The "algorithm confusion" trap. Even nastier: if your code accepts both HS256 and RS256, and uses the public key as the HMAC secret when alg=HS256, an attacker can sign any payload using your published public key as the secret. Always pin the expected algorithm per endpoint; don't infer it from the token.

Verification this tool can and can't do

This tool verifies HMAC algorithms (HS256, HS384, HS512) using the Web Crypto API in your browser. You paste the secret, the tool computes the HMAC of the header+payload and compares with the signature. For HMAC, the secret is the same on the signing side and the verifying side — so you must have access to it to verify.

What it doesn't do: RS256, ES256, PS256 verification require the issuer's public key (typically fetched from a jwks_uri endpoint). The Web Crypto API can do RSA verification, but the workflow is more complex — paste the public key, parse PEM, etc. If your use case needs RSA verification regularly, a dedicated tool like jwt.io's verifier or a CLI like step crypto jwt verify is the right answer. This tool is focused on the common case: "I have an HMAC-signed JWT and want to confirm the signature is valid against my secret."

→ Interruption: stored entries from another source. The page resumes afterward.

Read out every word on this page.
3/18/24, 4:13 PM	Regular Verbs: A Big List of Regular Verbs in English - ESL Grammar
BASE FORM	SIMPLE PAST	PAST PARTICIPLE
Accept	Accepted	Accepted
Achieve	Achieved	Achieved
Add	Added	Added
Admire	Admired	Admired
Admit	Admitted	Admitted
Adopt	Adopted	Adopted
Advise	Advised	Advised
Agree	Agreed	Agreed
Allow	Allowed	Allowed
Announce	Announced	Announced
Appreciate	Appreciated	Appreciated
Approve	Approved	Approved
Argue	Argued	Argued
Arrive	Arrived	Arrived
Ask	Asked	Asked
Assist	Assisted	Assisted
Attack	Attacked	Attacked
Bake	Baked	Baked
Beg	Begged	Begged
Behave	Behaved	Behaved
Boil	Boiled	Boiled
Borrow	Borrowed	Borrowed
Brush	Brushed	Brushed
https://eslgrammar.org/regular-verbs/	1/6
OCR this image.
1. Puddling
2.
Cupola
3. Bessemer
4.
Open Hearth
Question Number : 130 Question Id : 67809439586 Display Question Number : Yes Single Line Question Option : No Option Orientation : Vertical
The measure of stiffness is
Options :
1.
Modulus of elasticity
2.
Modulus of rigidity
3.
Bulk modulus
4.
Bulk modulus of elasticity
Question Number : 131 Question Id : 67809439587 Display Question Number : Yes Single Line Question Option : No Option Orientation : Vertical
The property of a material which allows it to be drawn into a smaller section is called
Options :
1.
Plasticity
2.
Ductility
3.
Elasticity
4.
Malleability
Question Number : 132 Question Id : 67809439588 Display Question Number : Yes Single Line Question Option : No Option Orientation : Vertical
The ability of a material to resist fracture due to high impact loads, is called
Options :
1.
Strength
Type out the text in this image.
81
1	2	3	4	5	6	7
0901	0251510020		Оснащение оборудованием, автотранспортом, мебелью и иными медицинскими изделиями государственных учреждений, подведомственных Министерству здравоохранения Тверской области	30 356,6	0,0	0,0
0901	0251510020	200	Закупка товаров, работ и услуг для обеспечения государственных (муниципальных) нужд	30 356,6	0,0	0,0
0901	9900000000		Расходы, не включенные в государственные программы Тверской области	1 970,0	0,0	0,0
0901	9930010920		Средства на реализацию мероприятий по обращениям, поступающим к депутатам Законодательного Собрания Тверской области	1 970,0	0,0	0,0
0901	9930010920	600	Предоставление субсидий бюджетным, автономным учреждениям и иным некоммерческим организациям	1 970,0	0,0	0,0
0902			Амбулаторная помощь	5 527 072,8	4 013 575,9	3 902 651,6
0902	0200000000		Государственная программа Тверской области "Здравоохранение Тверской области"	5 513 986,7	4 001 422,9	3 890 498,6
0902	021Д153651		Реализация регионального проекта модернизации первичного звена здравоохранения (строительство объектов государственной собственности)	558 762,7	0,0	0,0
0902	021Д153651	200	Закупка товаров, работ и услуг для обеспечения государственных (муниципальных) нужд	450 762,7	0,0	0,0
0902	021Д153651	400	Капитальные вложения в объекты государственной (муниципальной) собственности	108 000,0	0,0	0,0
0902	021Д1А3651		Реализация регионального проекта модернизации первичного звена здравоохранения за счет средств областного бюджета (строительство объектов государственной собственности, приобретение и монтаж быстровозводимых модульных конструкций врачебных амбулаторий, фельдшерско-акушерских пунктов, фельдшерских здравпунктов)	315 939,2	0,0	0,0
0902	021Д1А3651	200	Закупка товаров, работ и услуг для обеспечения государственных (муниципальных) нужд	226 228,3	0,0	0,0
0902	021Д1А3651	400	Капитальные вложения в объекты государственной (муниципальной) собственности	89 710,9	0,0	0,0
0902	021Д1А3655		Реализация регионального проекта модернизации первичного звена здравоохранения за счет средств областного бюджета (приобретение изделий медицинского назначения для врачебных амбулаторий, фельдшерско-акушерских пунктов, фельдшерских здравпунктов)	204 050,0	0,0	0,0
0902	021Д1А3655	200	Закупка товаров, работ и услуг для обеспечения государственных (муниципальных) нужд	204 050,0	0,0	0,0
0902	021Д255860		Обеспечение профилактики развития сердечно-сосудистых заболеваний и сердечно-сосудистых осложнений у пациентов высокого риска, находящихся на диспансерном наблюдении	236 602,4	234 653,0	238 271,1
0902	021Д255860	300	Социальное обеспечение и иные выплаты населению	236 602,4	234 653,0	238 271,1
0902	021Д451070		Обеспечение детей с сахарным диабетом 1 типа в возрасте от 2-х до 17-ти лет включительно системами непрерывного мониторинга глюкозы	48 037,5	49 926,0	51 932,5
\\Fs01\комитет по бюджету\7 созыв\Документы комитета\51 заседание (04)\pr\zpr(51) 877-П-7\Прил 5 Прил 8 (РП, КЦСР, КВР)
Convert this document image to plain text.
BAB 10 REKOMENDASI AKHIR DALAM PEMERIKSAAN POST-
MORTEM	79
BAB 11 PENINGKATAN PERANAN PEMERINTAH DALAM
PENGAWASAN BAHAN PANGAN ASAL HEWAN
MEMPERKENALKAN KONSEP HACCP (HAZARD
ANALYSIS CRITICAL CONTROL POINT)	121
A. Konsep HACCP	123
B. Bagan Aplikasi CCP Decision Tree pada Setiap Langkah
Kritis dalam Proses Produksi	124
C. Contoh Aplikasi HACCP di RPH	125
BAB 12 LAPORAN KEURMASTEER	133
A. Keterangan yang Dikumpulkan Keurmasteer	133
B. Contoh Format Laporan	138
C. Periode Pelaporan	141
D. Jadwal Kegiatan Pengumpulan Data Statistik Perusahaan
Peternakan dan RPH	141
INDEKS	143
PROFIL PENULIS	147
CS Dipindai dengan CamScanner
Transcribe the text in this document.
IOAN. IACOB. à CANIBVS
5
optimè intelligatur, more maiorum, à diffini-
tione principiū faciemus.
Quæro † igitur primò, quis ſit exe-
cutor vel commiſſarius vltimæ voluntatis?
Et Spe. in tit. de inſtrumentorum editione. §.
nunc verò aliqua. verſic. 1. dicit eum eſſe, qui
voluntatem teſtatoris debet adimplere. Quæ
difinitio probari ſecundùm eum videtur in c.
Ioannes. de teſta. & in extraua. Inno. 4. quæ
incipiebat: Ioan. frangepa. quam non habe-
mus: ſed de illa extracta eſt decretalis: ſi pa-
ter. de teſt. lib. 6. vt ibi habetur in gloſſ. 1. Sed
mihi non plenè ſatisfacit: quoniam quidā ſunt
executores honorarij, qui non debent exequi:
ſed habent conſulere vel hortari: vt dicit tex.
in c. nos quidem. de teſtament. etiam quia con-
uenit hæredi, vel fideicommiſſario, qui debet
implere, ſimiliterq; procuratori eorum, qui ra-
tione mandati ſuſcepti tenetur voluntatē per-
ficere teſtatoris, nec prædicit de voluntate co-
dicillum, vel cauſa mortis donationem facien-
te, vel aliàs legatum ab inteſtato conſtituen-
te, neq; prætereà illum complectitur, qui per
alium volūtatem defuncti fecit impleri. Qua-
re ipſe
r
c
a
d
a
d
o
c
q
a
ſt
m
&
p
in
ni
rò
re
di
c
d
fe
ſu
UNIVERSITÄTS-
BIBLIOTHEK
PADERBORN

Common pitfalls when implementing JWT auth

• Storing JWTs in localStorage. Convenient but vulnerable to XSS — any script on your page can read them. The defensible alternative is an HttpOnly cookie with SameSite=Lax or Strict, scoped tightly to your API origin.
• Treating JWTs as session tokens. JWTs are bearer tokens — anyone who has the token can use it. There's no built-in way to revoke a JWT before it expires. If your security model requires immediate revocation (logout, password change, account compromise), you need a server-side revocation list, which partly defeats the "stateless" benefit of JWTs.
• Long expiration times. If you can't revoke them, keep them short — 5–15 minutes is typical. Pair with refresh tokens stored more carefully.
• Putting too much data in the payload. Every request now carries this in a header. A 4KB JWT × every request adds up; cookies have a 4KB total limit; some proxies refuse oversized headers. Keep claims minimal; look up other data server-side by user ID.
• Trusting the token without re-checking claims. Valid signature ≠ valid request. Always also check exp, iss, and aud. Some libraries do this for you; some don't.